The proof of (a) is by induction. There is not quite increase always, since $x_1=0$. But we can compute a step further, and show that $x_2\gt x_1$ and $y_2\gt y_1$.
Assume that $k \ge 1$, and $x_{k+1}\gt x_k$ and $y_{k+1}\gt y_k$. We prove that $x_{k+2}\gt y_{k+1}$ and $y_{k+2}\gt y_{k+1}$.
This is relatively easy. For ease of typing, we deal with the $y$'s. We have $y_{k+2}=\frac{x_{k+1}+y_{k+1}+1}{3}$. But by the induction assumption, we have $x_{k+1}\gt x_k$ and $y_{k+1}\gt y_k$. It follows that $y_{k+2}=\frac{x_{k+1}+y_{k+1}}{3}\gt \frac{x_k+y_k+1}{3}=y_{k+1}.$
The argument for $x_{k+2}$ is very similar.

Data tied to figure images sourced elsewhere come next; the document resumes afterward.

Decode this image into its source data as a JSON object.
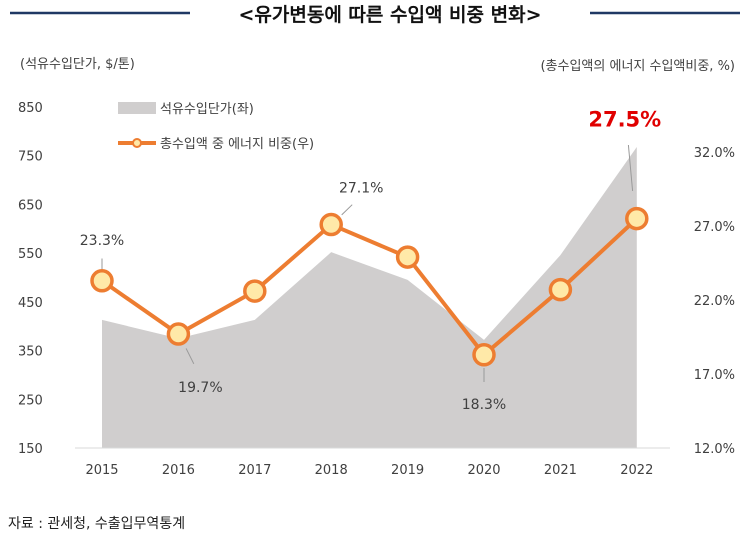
{
  "title": "<유가변동에 따른 수입액 비중 변화>",
  "source": "자료 : 관세청, 수출입무역통계",
  "colors": {
    "area": "#D0CECE",
    "line": "#ED7D31",
    "marker_fill": "#FFE9A8",
    "title_rule": "#1F3864",
    "highlight": "#E00000"
  },
  "chart_data": {
    "type": "area+line",
    "categories": [
      "2015",
      "2016",
      "2017",
      "2018",
      "2019",
      "2020",
      "2021",
      "2022"
    ],
    "y_left_label": "(석유수입단가, $/톤)",
    "y_right_label": "(총수입액의 에너지 수입액비중, %)",
    "y_left_ticks": [
      "850",
      "750",
      "650",
      "550",
      "450",
      "350",
      "250",
      "150"
    ],
    "y_left_range": [
      150,
      850
    ],
    "y_right_ticks": [
      "32.0%",
      "27.0%",
      "22.0%",
      "17.0%",
      "12.0%"
    ],
    "y_right_range": [
      12,
      32
    ],
    "series": [
      {
        "name": "석유수입단가(좌)",
        "type": "area",
        "axis": "left",
        "values": [
          413,
          375,
          413,
          552,
          495,
          372,
          546,
          768
        ]
      },
      {
        "name": "총수입액 중 에너지 비중(우)",
        "type": "line",
        "axis": "right",
        "values": [
          23.3,
          19.7,
          22.6,
          27.1,
          24.9,
          18.3,
          22.7,
          27.5
        ]
      }
    ],
    "data_labels": [
      {
        "category": "2015",
        "text": "23.3%"
      },
      {
        "category": "2016",
        "text": "19.7%"
      },
      {
        "category": "2018",
        "text": "27.1%"
      },
      {
        "category": "2020",
        "text": "18.3%"
      },
      {
        "category": "2022",
        "text": "27.5%",
        "highlight": true
      }
    ],
    "grid": false,
    "legend_position": "top-left"
  }
}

For boundedness, we prove by induction that $x_n \lt 1$ and $y_n \lt 1$ for all $n$. The two inuction steps are quite straightforward.
Because our two sequences $(x_n)$ and $(y_n)$ are non-decreasing and bounded above, they each have a limit.
As to the limits, if $x$ is the limit of the $x_n$, and $y$ is the limit of the $y_n$, we have $x=\sqrt{\frac{x^2+2y^2}{4}}$ and $y=\frac{x+y+1}{3}$. If we square both sides of the first equation, we obtain an expression of $y$ in terms of $x$. Substituting for $x$ in the second equation, we find $y$. Then we compute $x$.